Ну разве не лучшее испытание католицизма — искусство, им созданное, искусство не превзойденное никем! Ранние мастера в живописи и ваянии, мистики в поэзии и прозе, церковное песнопение в музыке, и в зодчестве стили романский и готический! И все это созидалось согласованно, возгоралось единым пламенем на едином жертвеннике, сливалось в дыхании единой мысли: обожая, поклоняться подателю, и служить ему, и приносить ему еще незапятнанные дары его, отраженные в душе тварей, как в зеркальной ясности.
И в дивные времена Средневековья, когда искусство, взлелеянное церковью, коснулось порога вечности, приблизилось к Божеству, в первый и, быть может, в последний раз постиг человек познание Божественного, лицезрение небесных очертаний. И они соответствовали между собой, воссоздавались от искусства к искусству.

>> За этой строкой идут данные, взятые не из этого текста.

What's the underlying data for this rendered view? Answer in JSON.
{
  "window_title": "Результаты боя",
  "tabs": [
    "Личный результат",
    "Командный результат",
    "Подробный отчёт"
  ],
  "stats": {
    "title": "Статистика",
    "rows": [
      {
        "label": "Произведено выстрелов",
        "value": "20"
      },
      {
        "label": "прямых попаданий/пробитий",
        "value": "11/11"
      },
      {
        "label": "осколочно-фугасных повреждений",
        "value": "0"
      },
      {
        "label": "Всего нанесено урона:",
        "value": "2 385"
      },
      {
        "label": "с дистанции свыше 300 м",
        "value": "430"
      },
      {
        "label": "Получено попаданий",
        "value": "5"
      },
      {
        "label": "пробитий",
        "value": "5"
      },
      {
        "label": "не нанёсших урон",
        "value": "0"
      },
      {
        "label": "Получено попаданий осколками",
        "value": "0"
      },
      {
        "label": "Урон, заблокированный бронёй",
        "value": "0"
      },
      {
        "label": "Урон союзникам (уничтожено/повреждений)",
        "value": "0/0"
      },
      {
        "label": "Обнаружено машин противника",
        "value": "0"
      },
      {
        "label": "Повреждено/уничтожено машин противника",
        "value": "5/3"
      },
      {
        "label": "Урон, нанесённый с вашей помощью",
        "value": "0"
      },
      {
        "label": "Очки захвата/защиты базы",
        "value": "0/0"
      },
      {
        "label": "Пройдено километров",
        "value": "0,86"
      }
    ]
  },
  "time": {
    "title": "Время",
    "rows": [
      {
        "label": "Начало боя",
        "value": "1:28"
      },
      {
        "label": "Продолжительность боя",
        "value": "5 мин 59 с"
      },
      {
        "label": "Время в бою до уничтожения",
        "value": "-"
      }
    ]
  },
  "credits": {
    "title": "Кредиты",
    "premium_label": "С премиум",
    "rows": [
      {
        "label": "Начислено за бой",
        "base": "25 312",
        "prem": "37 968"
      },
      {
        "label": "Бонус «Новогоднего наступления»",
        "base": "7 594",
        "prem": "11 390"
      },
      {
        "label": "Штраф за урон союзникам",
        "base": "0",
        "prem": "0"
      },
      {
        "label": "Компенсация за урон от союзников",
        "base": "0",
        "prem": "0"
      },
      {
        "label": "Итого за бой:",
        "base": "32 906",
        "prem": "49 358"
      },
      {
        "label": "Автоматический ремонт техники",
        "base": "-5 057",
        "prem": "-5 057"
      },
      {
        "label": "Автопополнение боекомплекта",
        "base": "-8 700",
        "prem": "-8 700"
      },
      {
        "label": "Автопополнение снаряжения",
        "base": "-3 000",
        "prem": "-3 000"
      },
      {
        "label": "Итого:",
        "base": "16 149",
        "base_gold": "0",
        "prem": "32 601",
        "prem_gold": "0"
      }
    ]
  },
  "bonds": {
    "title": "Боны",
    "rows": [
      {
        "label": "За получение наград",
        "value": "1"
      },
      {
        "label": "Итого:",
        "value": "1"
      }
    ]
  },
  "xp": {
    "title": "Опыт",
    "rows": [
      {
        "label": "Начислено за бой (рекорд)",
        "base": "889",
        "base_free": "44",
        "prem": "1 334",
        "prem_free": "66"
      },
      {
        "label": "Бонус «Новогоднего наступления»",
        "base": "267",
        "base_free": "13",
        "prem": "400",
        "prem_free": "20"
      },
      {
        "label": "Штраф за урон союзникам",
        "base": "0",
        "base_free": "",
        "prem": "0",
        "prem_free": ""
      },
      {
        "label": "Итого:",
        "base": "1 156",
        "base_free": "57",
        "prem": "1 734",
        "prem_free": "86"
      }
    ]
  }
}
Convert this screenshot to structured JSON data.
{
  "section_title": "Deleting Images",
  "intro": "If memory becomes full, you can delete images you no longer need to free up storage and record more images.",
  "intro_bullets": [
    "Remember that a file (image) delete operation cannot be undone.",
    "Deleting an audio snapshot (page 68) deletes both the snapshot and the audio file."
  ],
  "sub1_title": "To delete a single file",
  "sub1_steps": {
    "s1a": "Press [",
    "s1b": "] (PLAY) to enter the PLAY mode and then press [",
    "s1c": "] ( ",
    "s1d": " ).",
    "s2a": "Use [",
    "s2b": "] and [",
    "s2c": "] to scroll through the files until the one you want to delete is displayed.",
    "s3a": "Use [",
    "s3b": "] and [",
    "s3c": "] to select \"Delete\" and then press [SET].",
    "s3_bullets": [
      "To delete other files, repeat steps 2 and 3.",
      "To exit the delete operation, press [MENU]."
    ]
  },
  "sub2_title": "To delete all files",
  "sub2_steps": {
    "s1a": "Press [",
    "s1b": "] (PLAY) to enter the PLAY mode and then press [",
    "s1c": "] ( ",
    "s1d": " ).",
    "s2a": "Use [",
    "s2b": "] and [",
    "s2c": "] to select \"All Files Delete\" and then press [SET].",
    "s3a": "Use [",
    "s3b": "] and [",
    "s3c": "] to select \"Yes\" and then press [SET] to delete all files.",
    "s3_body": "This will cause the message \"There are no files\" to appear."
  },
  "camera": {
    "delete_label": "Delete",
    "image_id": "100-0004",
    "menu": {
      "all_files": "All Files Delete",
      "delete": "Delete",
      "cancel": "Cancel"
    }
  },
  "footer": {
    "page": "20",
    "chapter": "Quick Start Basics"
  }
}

Лики Приснодев закруглялись удлиненным миндалевидным овалом и походили на стрельчатые окна, которые создала готика, пропуская аскетический девственный свет под своды своих таинственных храмов. На картинах первых мастеров кожа святых жен прозрачна, точно пасхальные восковые свечи, а волосы бледно светятся, как золотистые крупицы неподдельного ладана. Едва закруглены детские очертания торса, и выпуклость чела напоминает стеклянный покров дароносиц; тонкие пальцы сгибаются, а тела устремляются ввысь, подобные стройным колоннам. Красота делается до некоторой степени литургической. Кажется, что они живут в сиянии витражей, что пламенные вихри цветных стекол изливают на главы их лучистые кольца венцов, зажигают их голубые глаза, окрашивают умирающим рдением губы, украшают робкие оттенки их тел и угасают, тускнеют темными тонами, преломляясь на тканях одежды и тем подчеркивая хрустальную прозрачность взора, скорбную непорочность уст, благоухающих в соответствии с творимой службой или лилейным ароматом песнопений или благовонием покаянной мирры псалмов.